Record these fields for the comparison:

  • total_capacity_bytes before and after /reconfigure/dax/add.

  • total_used_bytes while the Qwen workload is running.

  • Whether an LMCache restart was required.

  • Whether the same cached prompt remains retrievable after the capacity change.

Using The Batched Restore Path#

The current DAX optimization is a staged batched restore path for retrieval. It is enabled automatically whenever the DAX backend is configured. No extra feature flag is required.

The retrieve flow is:

  1. Reserve a batched set of readable DAX chunks.

  2. Allocate CPU restore buffers from LocalCPUBackend.

  3. Copy DAX data into a backend-owned pinned staging slab in coalesced regions.

  4. Copy from the staging slab into the final CPU MemoryObj outputs.

  5. Upload those CPU outputs through the normal GPU connector path.

The store flow is unchanged: KV data is still staged through CPU memory before being written into the DAX arena.

The new DAX tuning knobs control the batched restore path:

  • dax.restore_workers: number of persistent worker threads used to execute restore regions in parallel.

  • dax.restore_max_regions: maximum number of restore regions in one wave. Larger values increase parallelism but also increase slab space requirements.

  • dax.retrieve_staging_slab_bytes: total size in bytes of the reusable pinned retrieve slab. This must be large enough to hold one full chunk per configured restore region.

For a first pass, start with:

  • dax.restore_workers equal to the number of CPU workers you want devoted to DAX restores

  • dax.restore_max_regions equal to dax.restore_workers

  • dax.retrieve_staging_slab_bytes at least dax.restore_max_regions * full_chunk_size, then scale upward if larger batched restores are common

If retrieve throughput is low, increase the slab size first, then increase worker and region counts together. If CPU pressure is high, reduce dax.restore_workers and dax.restore_max_regions.

Runtime Requirements#

  • extra_config['dax.device_path'] is required and must point to a readable and writable DAX device.

  • The process must have read-write access to the DAX device (e.g., via appropriate permissions or group membership).

  • LocalCPUBackend must be enabled because DAX reads return CPU-backed memory objects.

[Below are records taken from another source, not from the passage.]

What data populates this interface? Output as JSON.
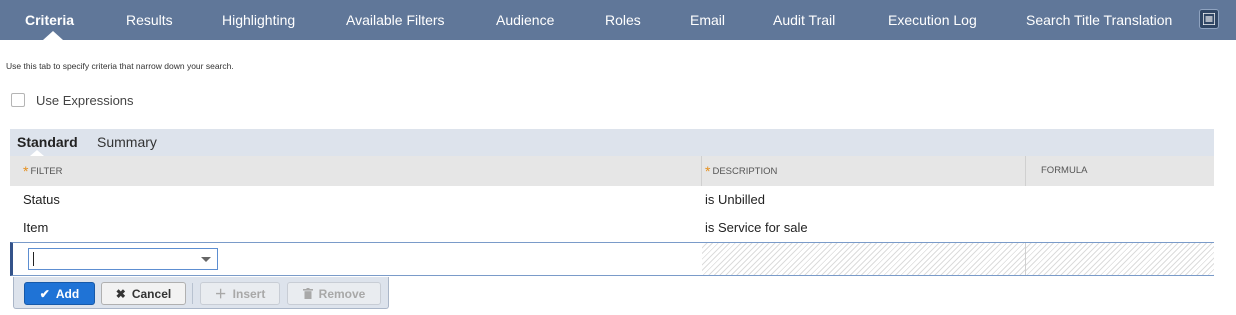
{
  "tabs": [
    {
      "label": "Criteria",
      "active": true
    },
    {
      "label": "Results"
    },
    {
      "label": "Highlighting"
    },
    {
      "label": "Available Filters"
    },
    {
      "label": "Audience"
    },
    {
      "label": "Roles"
    },
    {
      "label": "Email"
    },
    {
      "label": "Audit Trail"
    },
    {
      "label": "Execution Log"
    },
    {
      "label": "Search Title Translation"
    }
  ],
  "menu_icon": "hamburger-menu-icon",
  "help_text": "Use this tab to specify criteria that narrow down your search.",
  "use_expressions": {
    "label": "Use Expressions",
    "checked": false
  },
  "subtabs": [
    {
      "label": "Standard",
      "active": true
    },
    {
      "label": "Summary"
    }
  ],
  "table": {
    "columns": [
      {
        "label": "FILTER",
        "required": true
      },
      {
        "label": "DESCRIPTION",
        "required": true
      },
      {
        "label": "FORMULA",
        "required": false
      }
    ],
    "required_marker": "*",
    "rows": [
      {
        "filter": "Status",
        "description": "is Unbilled",
        "formula": ""
      },
      {
        "filter": "Item",
        "description": "is Service for sale",
        "formula": ""
      }
    ],
    "edit_row": {
      "filter_value": ""
    }
  },
  "buttons": {
    "add": {
      "label": "Add",
      "icon": "check-icon"
    },
    "cancel": {
      "label": "Cancel",
      "icon": "x-icon"
    },
    "insert": {
      "label": "Insert",
      "icon": "plus-icon",
      "enabled": false
    },
    "remove": {
      "label": "Remove",
      "icon": "trash-icon",
      "enabled": false
    }
  },
  "colors": {
    "tabbar": "#607799",
    "accent_button": "#1f73d6",
    "required_star": "#e58f1e"
  }
}
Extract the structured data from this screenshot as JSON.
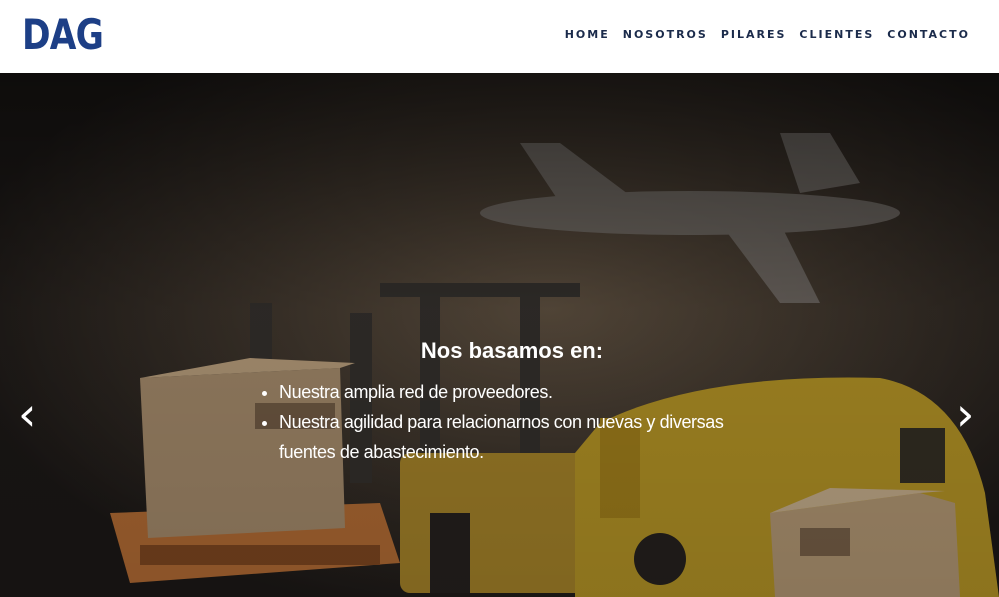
{
  "brand": {
    "logo_text": "DAG"
  },
  "nav": {
    "items": [
      {
        "label": "HOME"
      },
      {
        "label": "NOSOTROS"
      },
      {
        "label": "PILARES"
      },
      {
        "label": "CLIENTES"
      },
      {
        "label": "CONTACTO"
      }
    ]
  },
  "hero": {
    "heading": "Nos basamos en:",
    "bullets": [
      "Nuestra amplia red de proveedores.",
      "Nuestra agilidad para relacionarnos con nuevas y diversas fuentes de abastecimiento."
    ],
    "prev_icon": "chevron-left-icon",
    "next_icon": "chevron-right-icon",
    "prev_glyph": "‹",
    "next_glyph": "›"
  },
  "colors": {
    "brand_blue": "#1d3f86",
    "nav_text": "#1b2b4b"
  }
}
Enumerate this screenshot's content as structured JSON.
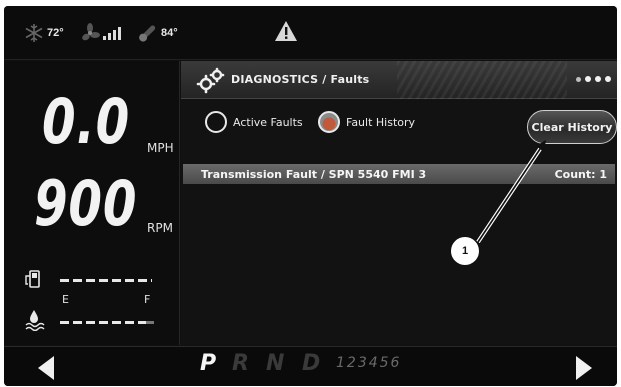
{
  "statusbar": {
    "snowflake_icon": "snowflake-icon",
    "fan_icon": "fan-icon",
    "thermometer_icon": "thermometer-icon",
    "ac_temp": "72°",
    "outside_temp": "84°",
    "warning_icon": "warning-triangle-icon"
  },
  "gauges": {
    "speed": "0.0",
    "speed_unit": "MPH",
    "rpm": "900",
    "rpm_unit": "RPM",
    "fuel_empty": "E",
    "fuel_full": "F"
  },
  "diagnostics": {
    "title": "DIAGNOSTICS / Faults",
    "radio_active": "Active Faults",
    "radio_history": "Fault History",
    "selected": "history",
    "clear_button": "Clear History",
    "page_dots": 4
  },
  "faults": [
    {
      "description": "Transmission Fault / SPN 5540 FMI 3",
      "count": "Count: 1"
    }
  ],
  "gearbar": {
    "gears": [
      "P",
      "R",
      "N",
      "D"
    ],
    "active_gear": "P",
    "numbers": "123456"
  },
  "callout": {
    "label": "1"
  },
  "colors": {
    "background": "#101010",
    "text": "#f2f2f2",
    "accent_radio": "#c05a3a"
  }
}
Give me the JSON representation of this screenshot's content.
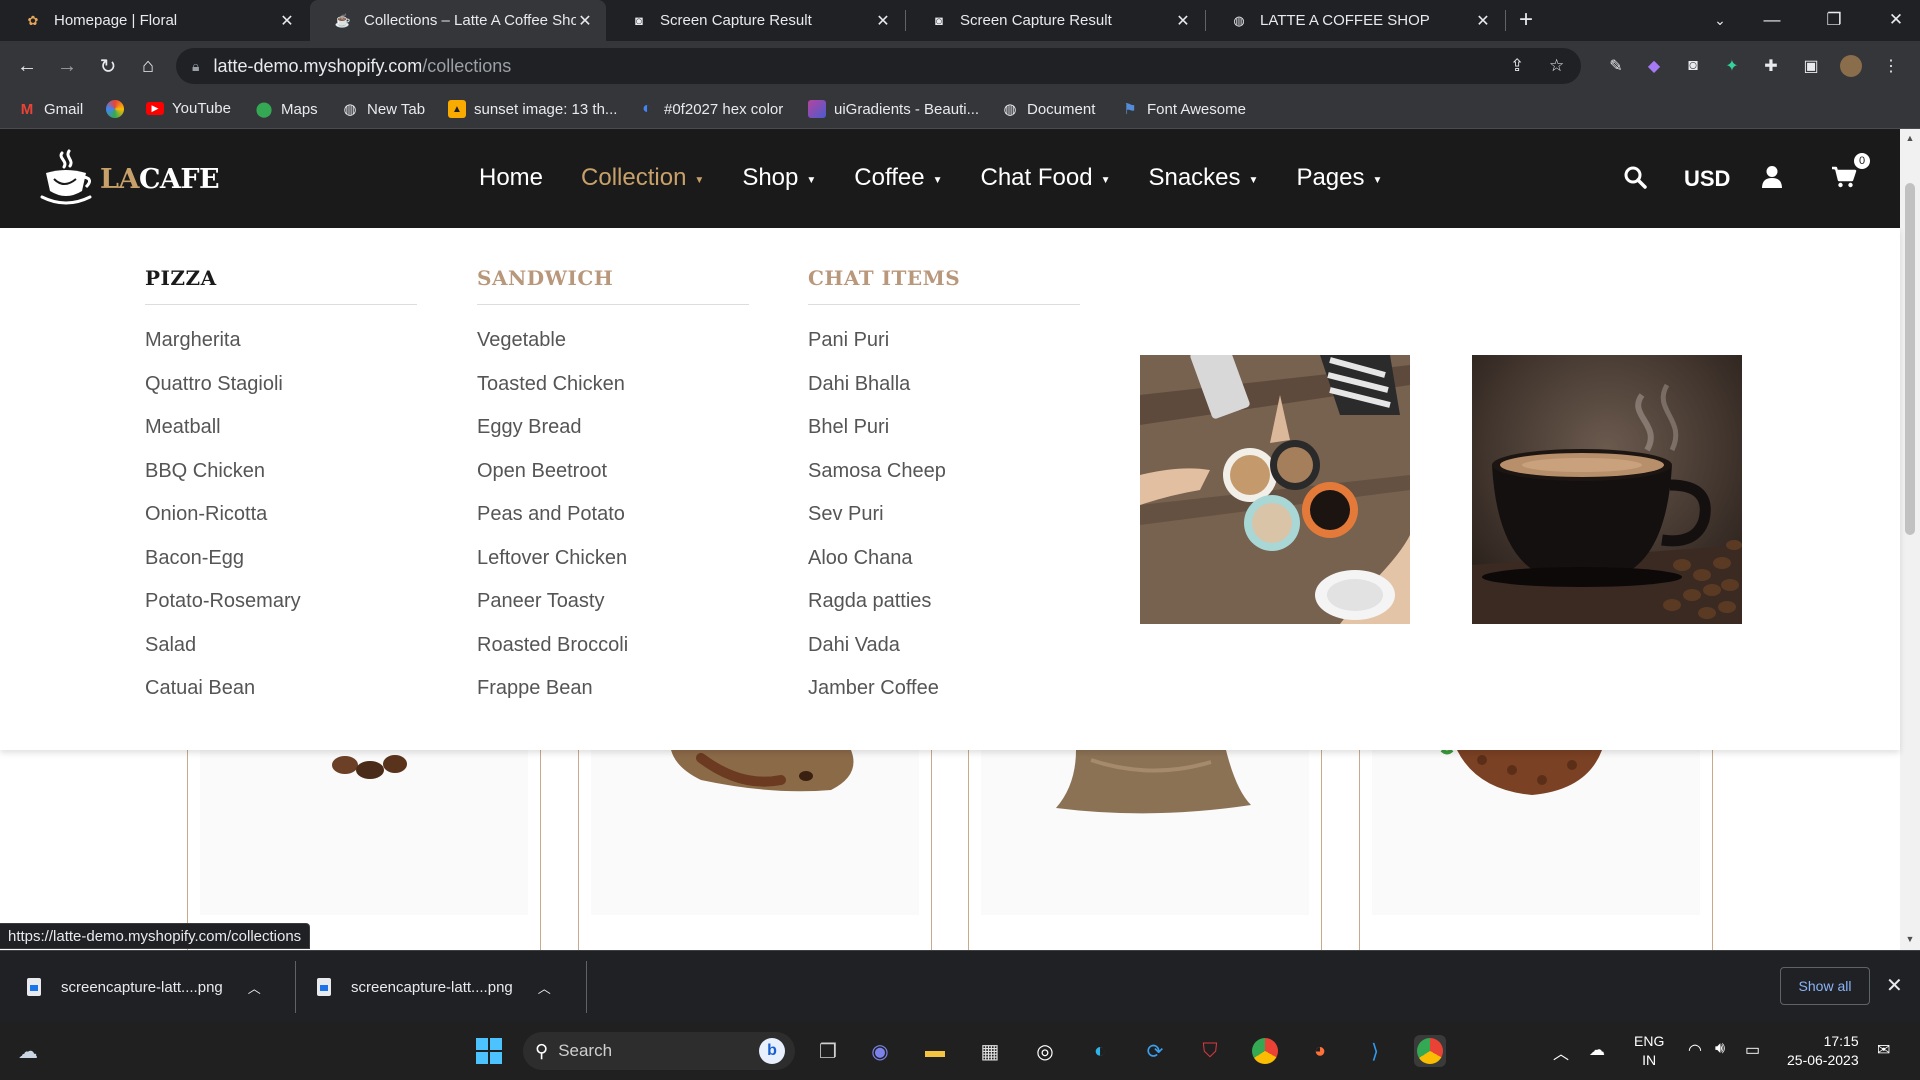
{
  "browser": {
    "tabs": [
      {
        "title": "Homepage | Floral",
        "active": false
      },
      {
        "title": "Collections – Latte A Coffee Shop",
        "active": true
      },
      {
        "title": "Screen Capture Result",
        "active": false
      },
      {
        "title": "Screen Capture Result",
        "active": false
      },
      {
        "title": "LATTE A COFFEE SHOP",
        "active": false
      }
    ],
    "new_tab": "+",
    "url_host": "latte-demo.myshopify.com",
    "url_path": "/collections",
    "bookmarks": [
      {
        "label": "Gmail",
        "icon": "gmail-icon",
        "color": "#ea4335"
      },
      {
        "label": "",
        "icon": "chrome-colorful-icon",
        "color": "#fbbc04"
      },
      {
        "label": "YouTube",
        "icon": "youtube-icon",
        "color": "#ff0000"
      },
      {
        "label": "Maps",
        "icon": "maps-pin-icon",
        "color": "#34a853"
      },
      {
        "label": "New Tab",
        "icon": "globe-icon",
        "color": "#e8eaed"
      },
      {
        "label": "sunset image: 13 th...",
        "icon": "image-icon",
        "color": "#f9ab00"
      },
      {
        "label": "#0f2027 hex color",
        "icon": "color-wheel-icon",
        "color": "#4285f4"
      },
      {
        "label": "uiGradients - Beauti...",
        "icon": "gradient-icon",
        "color": "#b6449e"
      },
      {
        "label": "Document",
        "icon": "globe-icon",
        "color": "#e8eaed"
      },
      {
        "label": "Font Awesome",
        "icon": "flag-icon",
        "color": "#538dd7"
      }
    ]
  },
  "site": {
    "logo": {
      "accent": "LA",
      "rest": "CAFE"
    },
    "nav": [
      {
        "label": "Home",
        "has_caret": false,
        "active": false
      },
      {
        "label": "Collection",
        "has_caret": true,
        "active": true
      },
      {
        "label": "Shop",
        "has_caret": true,
        "active": false
      },
      {
        "label": "Coffee",
        "has_caret": true,
        "active": false
      },
      {
        "label": "Chat Food",
        "has_caret": true,
        "active": false
      },
      {
        "label": "Snackes",
        "has_caret": true,
        "active": false
      },
      {
        "label": "Pages",
        "has_caret": true,
        "active": false
      }
    ],
    "currency": "USD",
    "cart_count": "0",
    "accent_color": "#c8a16a",
    "header_bg": "#1a1a1a"
  },
  "mega_menu": {
    "columns": [
      {
        "heading": "PIZZA",
        "style": "dark",
        "items": [
          "Margherita",
          "Quattro Stagioli",
          "Meatball",
          "BBQ Chicken",
          "Onion-Ricotta",
          "Bacon-Egg",
          "Potato-Rosemary",
          "Salad",
          "Catuai Bean"
        ]
      },
      {
        "heading": "SANDWICH",
        "style": "tan",
        "items": [
          "Vegetable",
          "Toasted Chicken",
          "Eggy Bread",
          "Open Beetroot",
          "Peas and Potato",
          "Leftover Chicken",
          "Paneer Toasty",
          "Roasted Broccoli",
          "Frappe Bean"
        ]
      },
      {
        "heading": "CHAT ITEMS",
        "style": "tan",
        "items": [
          "Pani Puri",
          "Dahi Bhalla",
          "Bhel Puri",
          "Samosa Cheep",
          "Sev Puri",
          "Aloo Chana",
          "Ragda patties",
          "Dahi Vada",
          "Jamber Coffee"
        ]
      }
    ],
    "promos": [
      "coffee-cups-toast-image",
      "steaming-coffee-cup-image"
    ]
  },
  "status_url": "https://latte-demo.myshopify.com/collections",
  "downloads": {
    "files": [
      "screencapture-latt....png",
      "screencapture-latt....png"
    ],
    "show_all": "Show all"
  },
  "taskbar": {
    "search_placeholder": "Search",
    "lang_line1": "ENG",
    "lang_line2": "IN",
    "time": "17:15",
    "date": "25-06-2023"
  }
}
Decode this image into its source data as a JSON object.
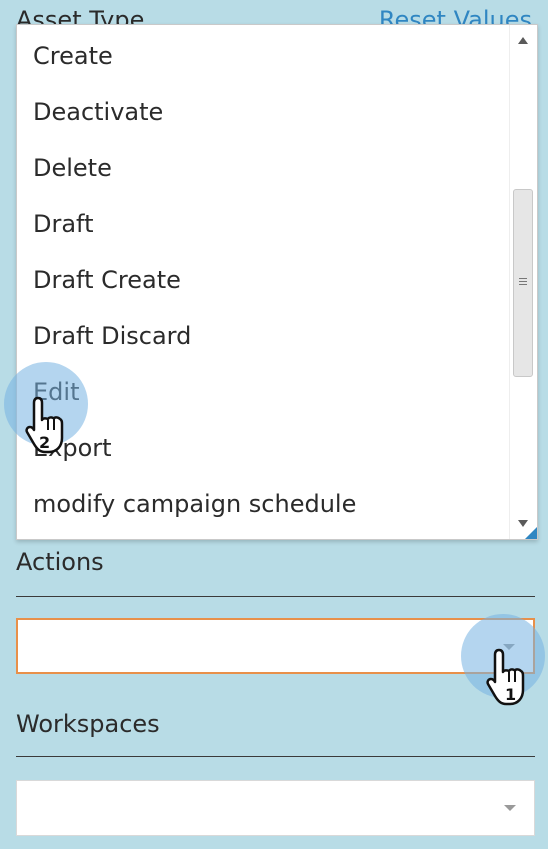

Validation and Current Limits#

  • Tensor parallelism is currently limited to TP=1 (metadata.world_size == 1).

  • Only single-tensor chunk layouts are supported. Multi-tensor put requests are rejected.

  • Batched restore uses a backend-owned retrieve staging slab and persistent restore executors. The slab and region count can be tuned with dax.restore_workers, dax.restore_max_regions, and dax.retrieve_staging_slab_bytes.

  • Blocking batched restore preserves positional output semantics, while asynchronous batched restore returns only the consecutive hit prefix.